Let be $u_n = \dfrac{1}{\sum\limits_{k=1}^n k^{\frac{1}{k}}}$, I am trying to show that $\sum\limits_{n \geq 1} u_n$ is divergent.
First, I tried to naive ideas, comparing it to a usual Riemann series, applying Alembert / Cauchy rules and doing series expansion.
I am wondering if it has to do with Cesaro theorem.

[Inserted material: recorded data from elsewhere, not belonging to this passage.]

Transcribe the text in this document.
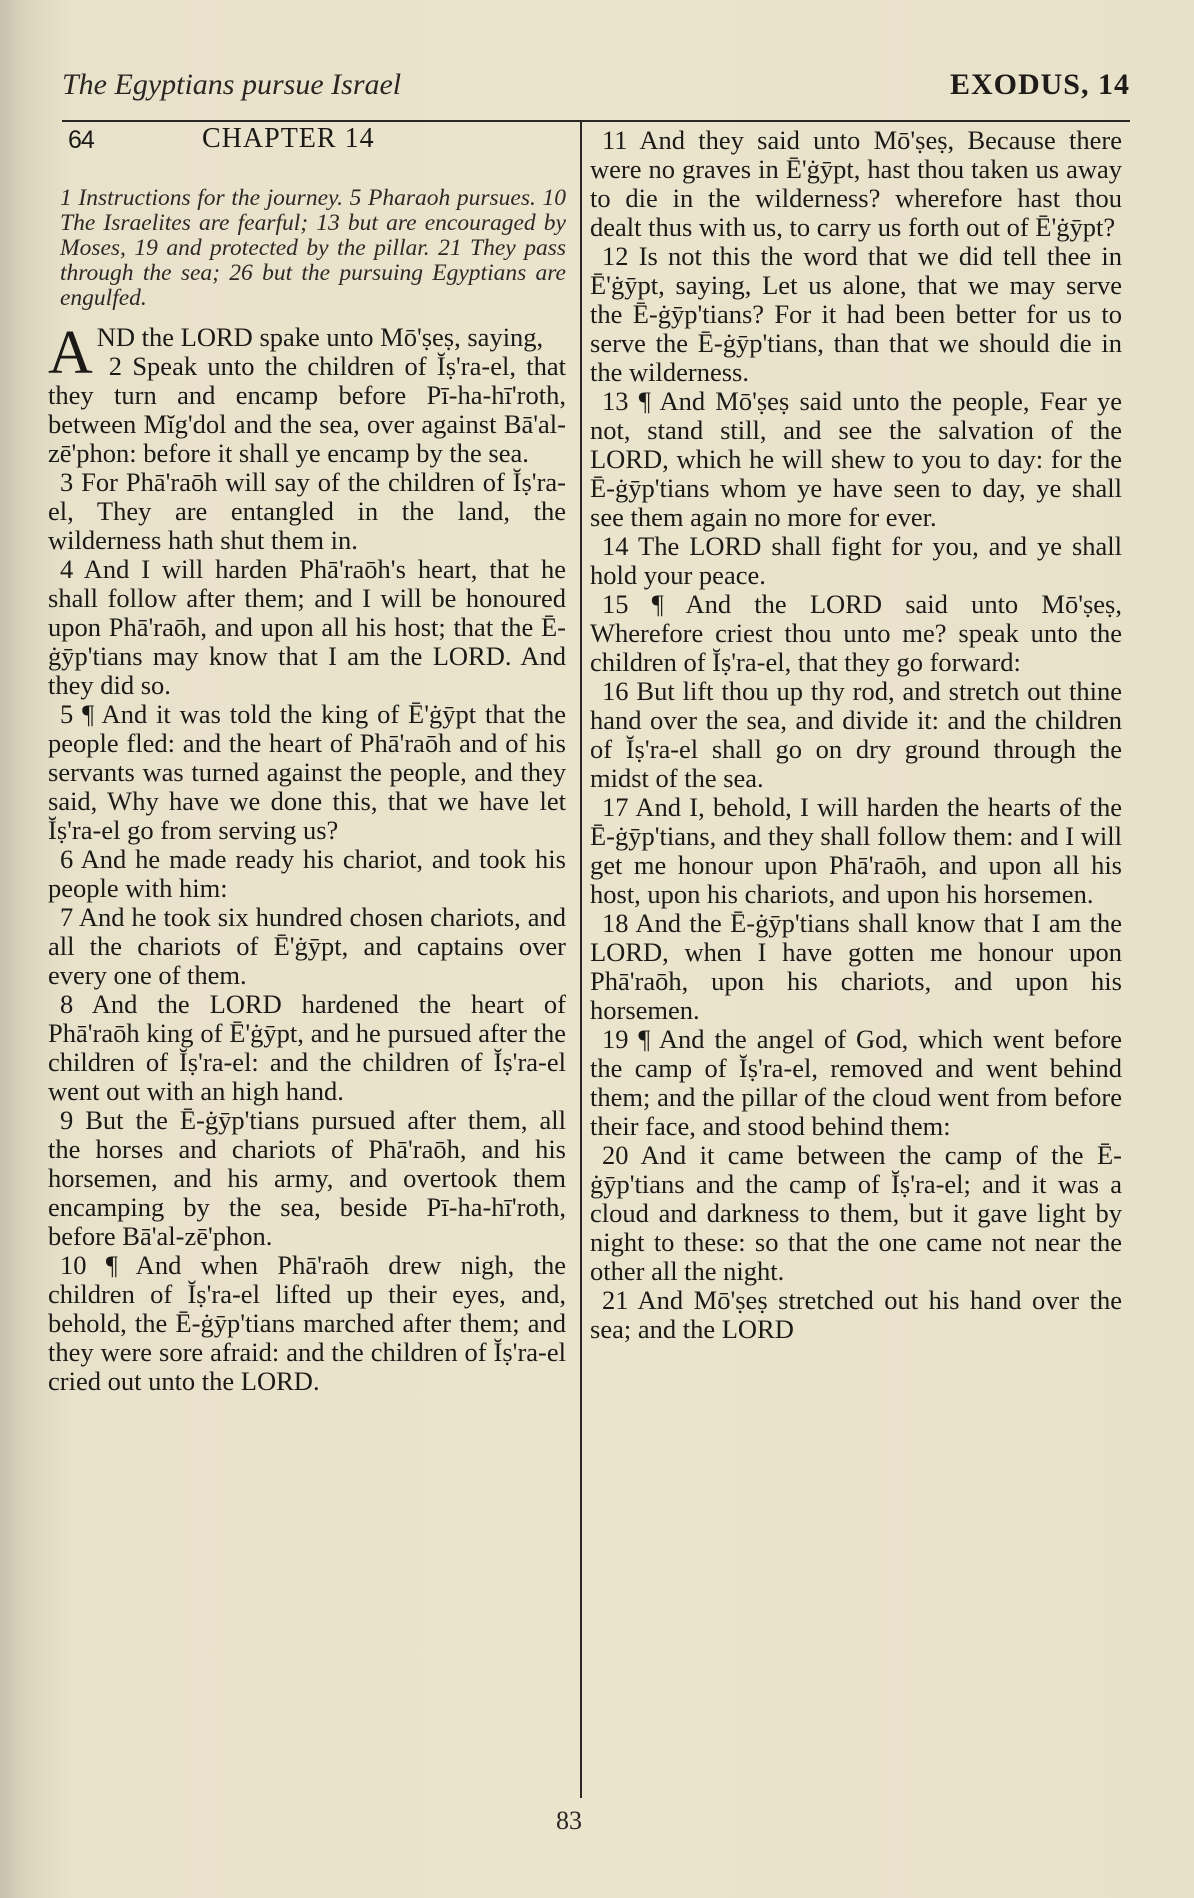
The Egyptians pursue Israel	EXODUS, 14
64	CHAPTER 14

1 Instructions for the journey. 5 Pharaoh pursues. 10 The Israelites are fearful; 13 but are encouraged by Moses, 19 and protected by the pillar. 21 They pass through the sea; 26 but the pursuing Egyptians are engulfed.

AND the LORD spake unto Mō'ṣeṣ, saying,

2 Speak unto the children of Ĭṣ'ra-el, that they turn and encamp before Pī-ha-hī'roth, between Mĭg'dol and the sea, over against Bā'al-zē'phon: before it shall ye encamp by the sea.

3 For Phā'raōh will say of the children of Ĭṣ'ra-el, They are entangled in the land, the wilderness hath shut them in.

4 And I will harden Phā'raōh's heart, that he shall follow after them; and I will be honoured upon Phā'raōh, and upon all his host; that the Ē-ġȳp'tians may know that I am the LORD. And they did so.

5 ¶ And it was told the king of Ē'ġȳpt that the people fled: and the heart of Phā'raōh and of his servants was turned against the people, and they said, Why have we done this, that we have let Ĭṣ'ra-el go from serving us?

6 And he made ready his chariot, and took his people with him:

7 And he took six hundred chosen chariots, and all the chariots of Ē'ġȳpt, and captains over every one of them.

8 And the LORD hardened the heart of Phā'raōh king of Ē'ġȳpt, and he pursued after the children of Ĭṣ'ra-el: and the children of Ĭṣ'ra-el went out with an high hand.

9 But the Ē-ġȳp'tians pursued after them, all the horses and chariots of Phā'raōh, and his horsemen, and his army, and overtook them encamping by the sea, beside Pī-ha-hī'roth, before Bā'al-zē'phon.

10 ¶ And when Phā'raōh drew nigh, the children of Ĭṣ'ra-el lifted up their eyes, and, behold, the Ē-ġȳp'tians marched after them; and they were sore afraid: and the children of Ĭṣ'ra-el cried out unto the LORD.

11 And they said unto Mō'ṣeṣ, Because there were no graves in Ē'ġȳpt, hast thou taken us away to die in the wilderness? wherefore hast thou dealt thus with us, to carry us forth out of Ē'ġȳpt?

12 Is not this the word that we did tell thee in Ē'ġȳpt, saying, Let us alone, that we may serve the Ē-ġȳp'tians? For it had been better for us to serve the Ē-ġȳp'tians, than that we should die in the wilderness.

13 ¶ And Mō'ṣeṣ said unto the people, Fear ye not, stand still, and see the salvation of the LORD, which he will shew to you to day: for the Ē-ġȳp'tians whom ye have seen to day, ye shall see them again no more for ever.

14 The LORD shall fight for you, and ye shall hold your peace.

15 ¶ And the LORD said unto Mō'ṣeṣ, Wherefore criest thou unto me? speak unto the children of Ĭṣ'ra-el, that they go forward:

16 But lift thou up thy rod, and stretch out thine hand over the sea, and divide it: and the children of Ĭṣ'ra-el shall go on dry ground through the midst of the sea.

17 And I, behold, I will harden the hearts of the Ē-ġȳp'tians, and they shall follow them: and I will get me honour upon Phā'raōh, and upon all his host, upon his chariots, and upon his horsemen.

18 And the Ē-ġȳp'tians shall know that I am the LORD, when I have gotten me honour upon Phā'raōh, upon his chariots, and upon his horsemen.

19 ¶ And the angel of God, which went before the camp of Ĭṣ'ra-el, removed and went behind them; and the pillar of the cloud went from before their face, and stood behind them:

20 And it came between the camp of the Ē-ġȳp'tians and the camp of Ĭṣ'ra-el; and it was a cloud and darkness to them, but it gave light by night to these: so that the one came not near the other all the night.

21 And Mō'ṣeṣ stretched out his hand over the sea; and the LORD

83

We know that $k^{1/k}\to 1$ as $k\to\infty$. This also implies that $$ \frac{1}{n}\sum_{k=1}^n k^{1/k} \to 1$$ (it's a general fact, if the limit of a sequence exists, then also the cesaro average converges to it).

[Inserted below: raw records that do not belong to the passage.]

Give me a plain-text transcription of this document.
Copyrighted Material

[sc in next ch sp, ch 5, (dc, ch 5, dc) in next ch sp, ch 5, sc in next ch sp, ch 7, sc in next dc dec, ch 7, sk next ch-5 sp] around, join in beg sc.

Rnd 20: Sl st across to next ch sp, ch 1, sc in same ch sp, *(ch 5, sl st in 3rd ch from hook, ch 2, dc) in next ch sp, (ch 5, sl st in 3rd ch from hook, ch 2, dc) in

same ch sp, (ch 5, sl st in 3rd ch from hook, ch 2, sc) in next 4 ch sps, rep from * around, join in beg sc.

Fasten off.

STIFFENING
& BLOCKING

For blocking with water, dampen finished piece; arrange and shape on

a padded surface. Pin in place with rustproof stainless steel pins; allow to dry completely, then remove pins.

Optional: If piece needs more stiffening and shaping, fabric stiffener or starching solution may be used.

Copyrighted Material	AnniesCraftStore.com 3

In particular this implies that $\sum_{k=1}^n k^{1/k}\sim n$ and so $u_n\sim\frac{1}{n}$. But then we can conclude that $\sum_{n\geq 1} u_n $ diverges since $\sum_{n\geq 1}\frac{1}{n}$ does.
By the AM-GM inequality, for any $k\geq 2$ we have $$ k^{1/k}=\text{GM}\left(1,\frac{2}{1},\ldots,\frac{k}{k-1}\right)\leq \text{AM}\left(1,\frac{2}{1},\ldots,\frac{k}{k-1}\right)=1+\frac{H_{k-1}}{k} $$ hence it follows that for any $n\geq 2$ we have $$ \sum_{k=1}^{n}k^{1/k} \leq n+\sum_{k=1}^{n-1}\frac{H_{k}}{k+1}\stackrel{\text{SBP}}{=}n+H_{n-1}(H_n-1)-\sum_{k=1}^{n-2}\frac{H_{k+1}-1}{k+1} $$ and $$ \sum_{k=1}^{n} k^{1/k} = n +O(\log^2 n) $$ trivially implies that the original series is divergent.